Angelo Cuffaro is with Interdigital. He presented the approach they have taken, which is WiFi over TV Whitespace. Spectrum sharing will be the norm, either opportunistic access, shared licensed access or the PCAST model which is a hybrid. He gave use-case examples of access and backhaul. Their architecture includes an option for LTE protocol to be used behind TVWS radio units.

Darrin Mylet (Adaptrum) presents at the QoSMOS Dynamic Spectrum Sharing Seminar

Darrin Mylet, who is with Adaptum, spoke about Adaptrum's involvement in TVWS developments, including certification, trials and the development of their existing and upcoming products. Darrin described how greater spectral efficiency is required to meet the higher demand and lower cost per bit for wireless data services. This means greater spectral reuse along with exploiting TVWS. He also described the many potential markets of TVWS and the the performance that we can expect.

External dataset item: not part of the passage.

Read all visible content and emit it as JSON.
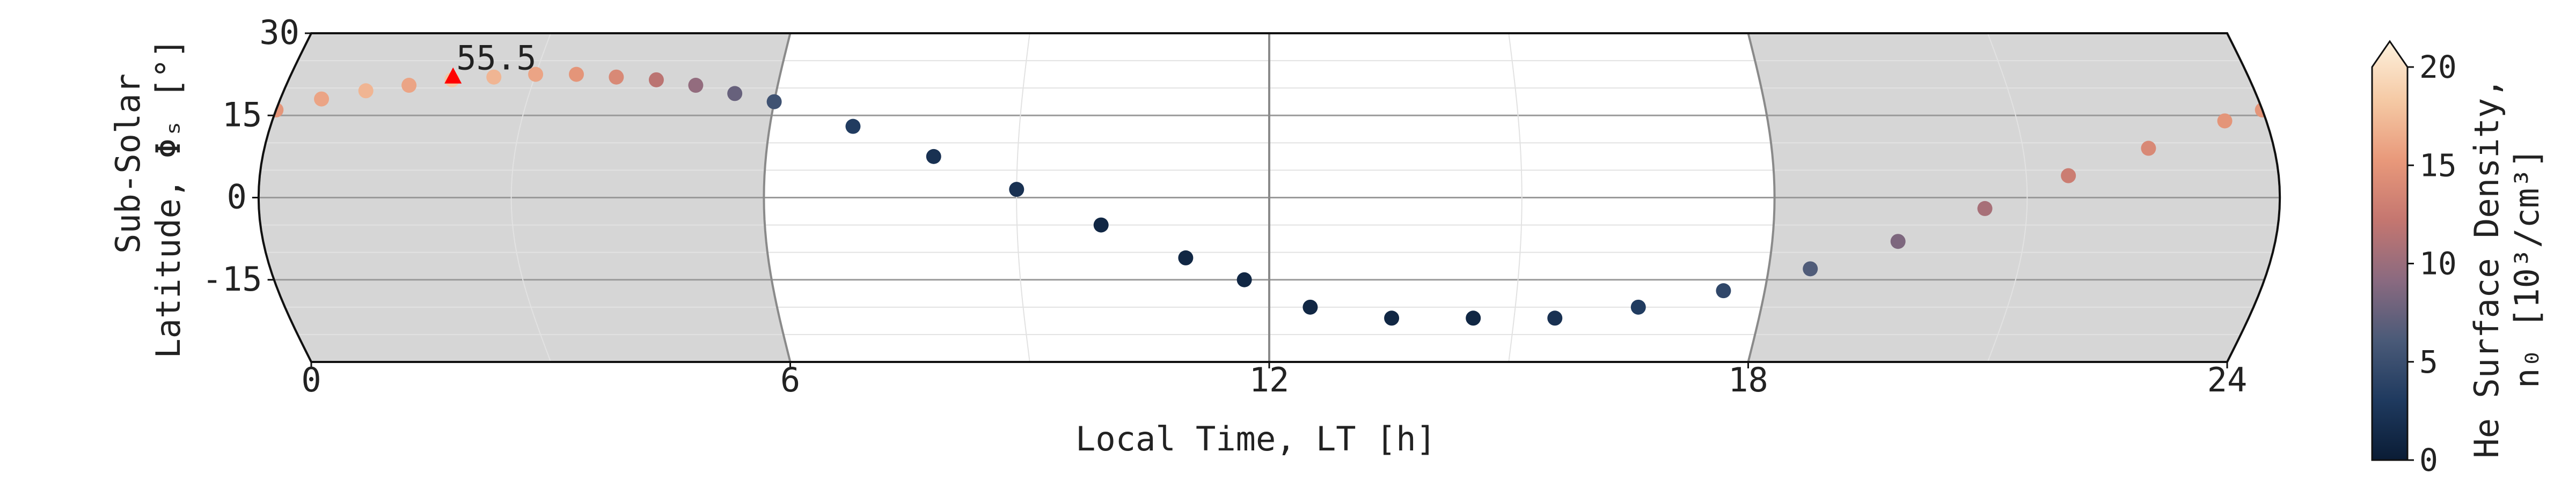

Peter Stanforth (SpectrumBridge) presents at the QoSMOS Dynamic Spectrum Sharing Seminar

Peter Stanforth is with SpectrumBridge. He presents on the architecture of the spectrum manager solution and on the lessons learnt. Some of these are that the diversity of WS devices is very wide, that once wireless terminals are embedded they are there to stay and aggregate interference and co-existence can become increasingly challenging. The white space is really grey and there is a need for better planning and co-existence tools. His advice is to start simple – and don’t waste too much time working through complex regulatory rules. 

Panel Session

Panel members: Peter Stanforth (SpectrumBridge), Darrin Mylet (Adaptrum), Andrew Stirling (Centre for White Space Communications), Michael Calabrese (New America Foundation), Bernd Bochow (Fraunhofer), Ranveer Chandra (Microsoft).

The final session of the day was a panel session, "Bringing spectrum sharing to market’". The session moderator was Michael Fitch (BT). The panel members were Peter Stanforth (SpectrumBridge), Darrin Mylet (Adaptrum), Andrew Stirling (Centre for White Space Communications), Michael Calabrese (New America Foundation), Bernd Bochow (Fraunhofer) and Ranveer Chandra (Microsoft). The main message from this discussion was that there are many clear benefits of using TVWS and many applications could succeed, but we need to be able to focus on actual deployments if we are to see which applications are going to benefit the most.